Flinders University Student Association
- Abbreviation: FUSA
- Predecessor: Student Association of Flinders University (SAFU)
- Formation: 1 January 2013
- Type: Student union
- Location: Flinders University;
- President: Nathaniel Winter
- Main organ: Student Council
- Subsidiaries: Empire Times (Student Publication)
- Affiliations: National Union of Students (Australia)
- Website: www.fusa.edu.au

= Flinders University Student Association =

Student union at Flinders University in Australia

The Flinders University Student Association (FUSA) is a student union at Flinders University, South Australia. It provides free welfare services, academic advocacy, grants for clubs and societies, and funding for the student newspaper, Empire Times. It also organises an O'Week each semester, as well as various social events throughout the year.

FUSA does not have a structurally separate student representative body, and is overseen directly be an elected Student Council whose members are responsible for providing political representation to students and governance of the association.

== History ==
Between 1966 and 2006, the Student Association of Flinders University (SAFU) provided student representation on campus. When the Howard government introduced voluntary student unionism in 2005 the organisation lost the vast majority of its funding and soon collapsed.

FlindersONE, a commercial company owned by the university, took over most of the services formerly provided by SAFU and a Student Representative Council (SRC) was created as a subcommittee of the FlindersONE board.

After the Gillard government introduced the Student Services & Amenities Fee (SSAF) in 2011 representatives of the SRC began negotiations with university to create an independent student organisation. A funding agreement was reached with the university, and on 23 April 2012 the SRC voted to endorse the constitution of the Flinders University Student Association. Student representatives completed their terms and the first FUSA Student Council began on 1 January 2013.

== Student Council ==
Notable former members of student council included Kate Ellis, and Amanda Rishworth.

=== 2024 Student Council ===
In 2023, student elections, FIRE-UP had a landslide victory with Activate and Left Action only gaining one General Council member each. In 2024 student elections, FIRE-UP held their majority on student council, with General Council member and First Nation Students Officer as Independents and Fair Dinkums gaining Environment Officer after the withdrawal of the FIRE-UP candidate.

== Campaigns and activism ==
FUSA has called for better public transport to the university from the Government of South Australia, citing the high number of students driving to campus and the low number of car parks provided by the university.

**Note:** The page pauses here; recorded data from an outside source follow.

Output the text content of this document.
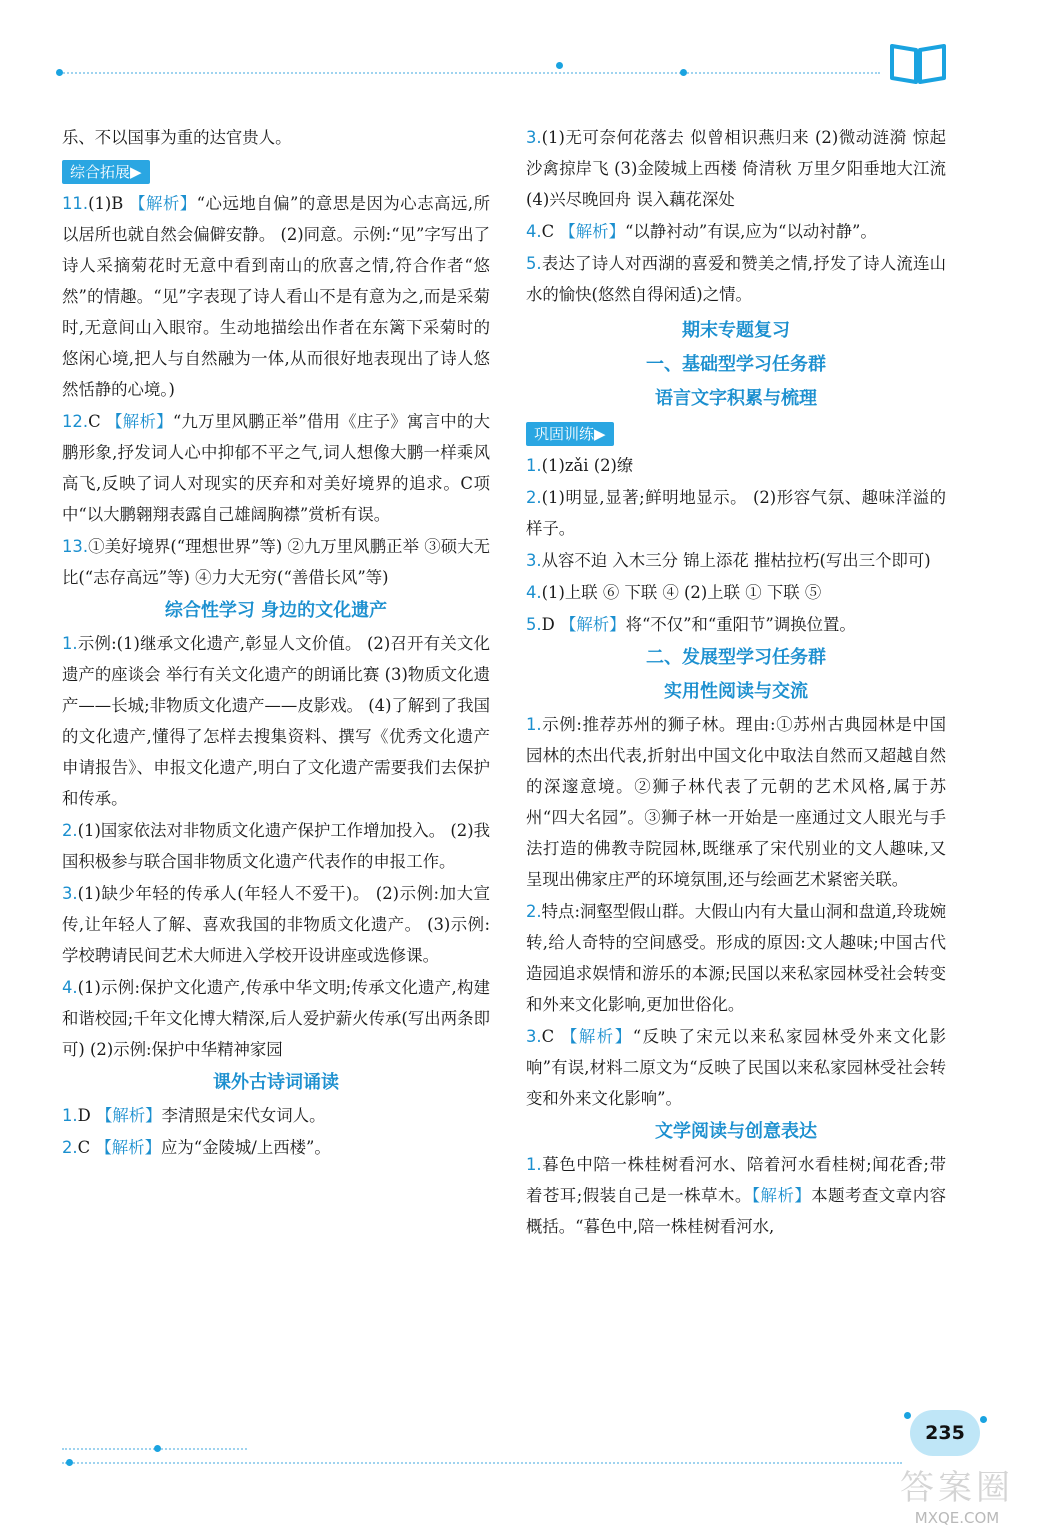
乐、不以国事为重的达官贵人。

综合拓展▶

11.(1)B 【解析】“心远地自偏”的意思是因为心志高远,所以居所也就自然会偏僻安静。 (2)同意。示例:“见”字写出了诗人采摘菊花时无意中看到南山的欣喜之情,符合作者“悠然”的情趣。“见”字表现了诗人看山不是有意为之,而是采菊时,无意间山入眼帘。生动地描绘出作者在东篱下采菊时的悠闲心境,把人与自然融为一体,从而很好地表现出了诗人悠然恬静的心境。)

12.C 【解析】“九万里风鹏正举”借用《庄子》寓言中的大鹏形象,抒发词人心中抑郁不平之气,词人想像大鹏一样乘风高飞,反映了词人对现实的厌弃和对美好境界的追求。C项中“以大鹏翱翔表露自己雄阔胸襟”赏析有误。

13.①美好境界(“理想世界”等) ②九万里风鹏正举 ③硕大无比(“志存高远”等) ④力大无穷(“善借长风”等)

综合性学习 身边的文化遗产

1.示例:(1)继承文化遗产,彰显人文价值。 (2)召开有关文化遗产的座谈会 举行有关文化遗产的朗诵比赛 (3)物质文化遗产——长城;非物质文化遗产——皮影戏。 (4)了解到了我国的文化遗产,懂得了怎样去搜集资料、撰写《优秀文化遗产申请报告》、申报文化遗产,明白了文化遗产需要我们去保护和传承。

2.(1)国家依法对非物质文化遗产保护工作增加投入。 (2)我国积极参与联合国非物质文化遗产代表作的申报工作。

3.(1)缺少年轻的传承人(年轻人不爱干)。 (2)示例:加大宣传,让年轻人了解、喜欢我国的非物质文化遗产。 (3)示例:学校聘请民间艺术大师进入学校开设讲座或选修课。

4.(1)示例:保护文化遗产,传承中华文明;传承文化遗产,构建和谐校园;千年文化博大精深,后人爱护薪火传承(写出两条即可) (2)示例:保护中华精神家园

课外古诗词诵读

1.D 【解析】李清照是宋代女词人。

2.C 【解析】应为“金陵城/上西楼”。

3.(1)无可奈何花落去 似曾相识燕归来 (2)微动涟漪 惊起沙禽掠岸飞 (3)金陵城上西楼 倚清秋 万里夕阳垂地大江流 (4)兴尽晚回舟 误入藕花深处

4.C 【解析】“以静衬动”有误,应为“以动衬静”。

5.表达了诗人对西湖的喜爱和赞美之情,抒发了诗人流连山水的愉快(悠然自得闲适)之情。

期末专题复习
一、基础型学习任务群
语言文字积累与梳理
巩固训练▶

1.(1)zǎi (2)缭

2.(1)明显,显著;鲜明地显示。 (2)形容气氛、趣味洋溢的样子。

3.从容不迫 入木三分 锦上添花 摧枯拉朽(写出三个即可)

4.(1)上联 ⑥ 下联 ④ (2)上联 ① 下联 ⑤

5.D 【解析】将“不仅”和“重阳节”调换位置。

二、发展型学习任务群
实用性阅读与交流

1.示例:推荐苏州的狮子林。理由:①苏州古典园林是中国园林的杰出代表,折射出中国文化中取法自然而又超越自然的深邃意境。②狮子林代表了元朝的艺术风格,属于苏州“四大名园”。③狮子林一开始是一座通过文人眼光与手法打造的佛教寺院园林,既继承了宋代别业的文人趣味,又呈现出佛家庄严的环境氛围,还与绘画艺术紧密关联。

2.特点:洞壑型假山群。大假山内有大量山洞和盘道,玲珑婉转,给人奇特的空间感受。形成的原因:文人趣味;中国古代造园追求娱情和游乐的本源;民国以来私家园林受社会转变和外来文化影响,更加世俗化。

3.C 【解析】“反映了宋元以来私家园林受外来文化影响”有误,材料二原文为“反映了民国以来私家园林受社会转变和外来文化影响”。

文学阅读与创意表达

1.暮色中陪一株桂树看河水、陪着河水看桂树;闻花香;带着苍耳;假装自己是一株草木。【解析】本题考查文章内容概括。“暮色中,陪一株桂树看河水,

235
答案圈
MXQE.COM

In 2015, FUSA and the National Tertiary Education Union organised an extended campaign against the Abbott government's plans to create a $4 million policy centre at the university run by climate denier Bjørn Lomborg. The organisers claimed that the proposal was done with no consultation with staff and students, and threatened the academic reputation of the university. In October 2015, plans for the centre were dropped by the Turnbull government.